Panmure analyst Adrian Kearsey has a 'buy' rating on the stock and a price target of 135p. He said the reinvigorated sales push will take time to deliver, but that the early signs were encouraging after SIG said its UK insulation arm had been delivering positive like-for-like sales growth since November.
He said SIG's market leading positions meant the company was well placed, with the recent difficulties more likely to reflect problems with execution rather than strategy. Kearsey is also encouraged that SIG has recognised that its balance sheet was becoming too stretched.
With net debt of £260 million, SIG said a key short-term priority was to reduce leverage of 2.1 times underlying earnings. As a result, it will target further asset disposals and moderate capital expenditure.
It has also rebased the final dividend to 1.83p a share, in line with its dividend policy of 2–3 times earnings cover. Together with the interim dividend of 1.83p, this provides a total dividend of 3.66p, down from 4.60p a year earlier.
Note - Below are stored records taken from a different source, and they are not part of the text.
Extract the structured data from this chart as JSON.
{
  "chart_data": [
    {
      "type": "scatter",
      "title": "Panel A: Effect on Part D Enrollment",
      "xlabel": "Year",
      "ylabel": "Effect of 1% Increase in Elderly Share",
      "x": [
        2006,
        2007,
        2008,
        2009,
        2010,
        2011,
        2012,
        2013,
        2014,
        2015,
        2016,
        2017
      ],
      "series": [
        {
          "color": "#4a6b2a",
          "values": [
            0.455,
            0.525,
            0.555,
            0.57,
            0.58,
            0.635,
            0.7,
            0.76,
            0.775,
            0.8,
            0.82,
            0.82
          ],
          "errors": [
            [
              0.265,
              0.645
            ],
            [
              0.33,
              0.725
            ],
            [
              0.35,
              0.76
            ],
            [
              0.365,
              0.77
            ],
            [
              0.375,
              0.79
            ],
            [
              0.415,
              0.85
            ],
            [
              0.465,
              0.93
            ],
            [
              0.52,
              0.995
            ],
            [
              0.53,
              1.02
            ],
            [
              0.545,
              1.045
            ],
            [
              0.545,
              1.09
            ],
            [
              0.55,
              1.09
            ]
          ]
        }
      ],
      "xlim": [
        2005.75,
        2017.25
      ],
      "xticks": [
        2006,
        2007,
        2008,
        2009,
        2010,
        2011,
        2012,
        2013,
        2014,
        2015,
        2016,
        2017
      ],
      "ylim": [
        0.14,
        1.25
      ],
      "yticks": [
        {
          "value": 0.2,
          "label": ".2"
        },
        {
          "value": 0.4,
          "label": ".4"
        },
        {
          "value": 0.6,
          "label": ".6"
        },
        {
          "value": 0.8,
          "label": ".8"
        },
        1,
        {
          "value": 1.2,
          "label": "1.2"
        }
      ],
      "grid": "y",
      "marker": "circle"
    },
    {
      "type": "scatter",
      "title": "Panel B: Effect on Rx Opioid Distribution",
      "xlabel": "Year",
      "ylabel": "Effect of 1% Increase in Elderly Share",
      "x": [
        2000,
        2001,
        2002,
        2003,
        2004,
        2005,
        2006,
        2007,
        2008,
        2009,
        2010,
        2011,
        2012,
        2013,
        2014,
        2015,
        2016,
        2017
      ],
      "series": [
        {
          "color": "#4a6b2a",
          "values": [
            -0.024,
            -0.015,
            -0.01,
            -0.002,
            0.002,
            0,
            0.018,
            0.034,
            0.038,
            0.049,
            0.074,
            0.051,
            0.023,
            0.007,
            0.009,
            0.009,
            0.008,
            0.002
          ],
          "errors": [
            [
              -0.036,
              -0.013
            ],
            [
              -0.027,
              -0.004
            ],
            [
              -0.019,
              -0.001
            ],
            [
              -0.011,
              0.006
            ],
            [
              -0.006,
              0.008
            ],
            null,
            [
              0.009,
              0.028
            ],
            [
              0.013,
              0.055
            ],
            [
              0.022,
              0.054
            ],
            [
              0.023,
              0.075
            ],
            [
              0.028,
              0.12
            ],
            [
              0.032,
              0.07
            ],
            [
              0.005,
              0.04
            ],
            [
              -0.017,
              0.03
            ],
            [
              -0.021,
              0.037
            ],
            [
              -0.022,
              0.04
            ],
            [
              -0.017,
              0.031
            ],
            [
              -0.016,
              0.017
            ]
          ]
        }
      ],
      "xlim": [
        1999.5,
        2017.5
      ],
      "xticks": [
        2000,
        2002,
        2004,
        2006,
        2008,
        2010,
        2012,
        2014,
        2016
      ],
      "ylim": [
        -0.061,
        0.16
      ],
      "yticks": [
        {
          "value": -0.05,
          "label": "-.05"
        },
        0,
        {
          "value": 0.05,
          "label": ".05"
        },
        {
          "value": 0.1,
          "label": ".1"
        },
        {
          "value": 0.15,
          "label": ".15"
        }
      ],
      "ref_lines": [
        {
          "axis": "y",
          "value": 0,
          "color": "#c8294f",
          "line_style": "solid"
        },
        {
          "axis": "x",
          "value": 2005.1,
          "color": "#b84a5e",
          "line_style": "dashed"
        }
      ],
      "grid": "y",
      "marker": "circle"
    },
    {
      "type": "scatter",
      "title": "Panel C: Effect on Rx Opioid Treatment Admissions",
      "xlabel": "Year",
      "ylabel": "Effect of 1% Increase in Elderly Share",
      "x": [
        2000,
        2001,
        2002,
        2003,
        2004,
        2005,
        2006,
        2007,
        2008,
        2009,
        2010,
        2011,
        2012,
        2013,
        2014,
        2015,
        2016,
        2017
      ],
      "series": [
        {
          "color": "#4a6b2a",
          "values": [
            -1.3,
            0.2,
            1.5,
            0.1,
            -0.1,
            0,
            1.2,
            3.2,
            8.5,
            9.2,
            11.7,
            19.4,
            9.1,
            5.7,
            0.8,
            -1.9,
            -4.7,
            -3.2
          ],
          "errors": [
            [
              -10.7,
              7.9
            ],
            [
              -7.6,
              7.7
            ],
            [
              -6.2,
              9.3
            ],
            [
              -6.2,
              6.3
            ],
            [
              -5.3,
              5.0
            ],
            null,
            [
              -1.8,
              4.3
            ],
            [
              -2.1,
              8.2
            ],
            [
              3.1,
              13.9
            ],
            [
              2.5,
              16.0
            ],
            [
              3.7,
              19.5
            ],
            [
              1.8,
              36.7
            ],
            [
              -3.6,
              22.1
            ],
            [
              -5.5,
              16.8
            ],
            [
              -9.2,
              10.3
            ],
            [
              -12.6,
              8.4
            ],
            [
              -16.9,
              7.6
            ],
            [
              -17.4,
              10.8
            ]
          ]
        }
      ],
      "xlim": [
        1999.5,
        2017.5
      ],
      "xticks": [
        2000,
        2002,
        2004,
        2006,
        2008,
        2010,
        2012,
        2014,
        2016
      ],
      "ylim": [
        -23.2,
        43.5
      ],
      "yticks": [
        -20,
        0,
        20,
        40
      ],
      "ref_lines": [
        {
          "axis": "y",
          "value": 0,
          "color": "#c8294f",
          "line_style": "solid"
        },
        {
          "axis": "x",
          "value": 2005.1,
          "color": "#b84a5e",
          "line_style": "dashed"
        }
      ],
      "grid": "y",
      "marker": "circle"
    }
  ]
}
SIG's medium-term target is to return leverage to within the 1-1.5 times range, although it admits this may take until 2018 to achieve.
In doing this, it believes its balance sheet will be able to withstand any near-term fluctuations in market demand. At present, SIG said trading has been in line with expectations, although its markets remain competitive and it has been experiencing some supplier price inflation.
It added: "For 2017 SIG continues to expect the new build residential market to be the best performing sector in the UK construction market, with the commercial sector more uncertain.
"In mainland Europe economic indicators have strengthened and we have seen improving quarterly like-for-like sales performance."
In contrast to Panmure, UBS analyst Miguel Borrega believes the rebasing of the dividend and underlying weak trends will put pressure on the shares. He has a 'sell' rating and 90p price target.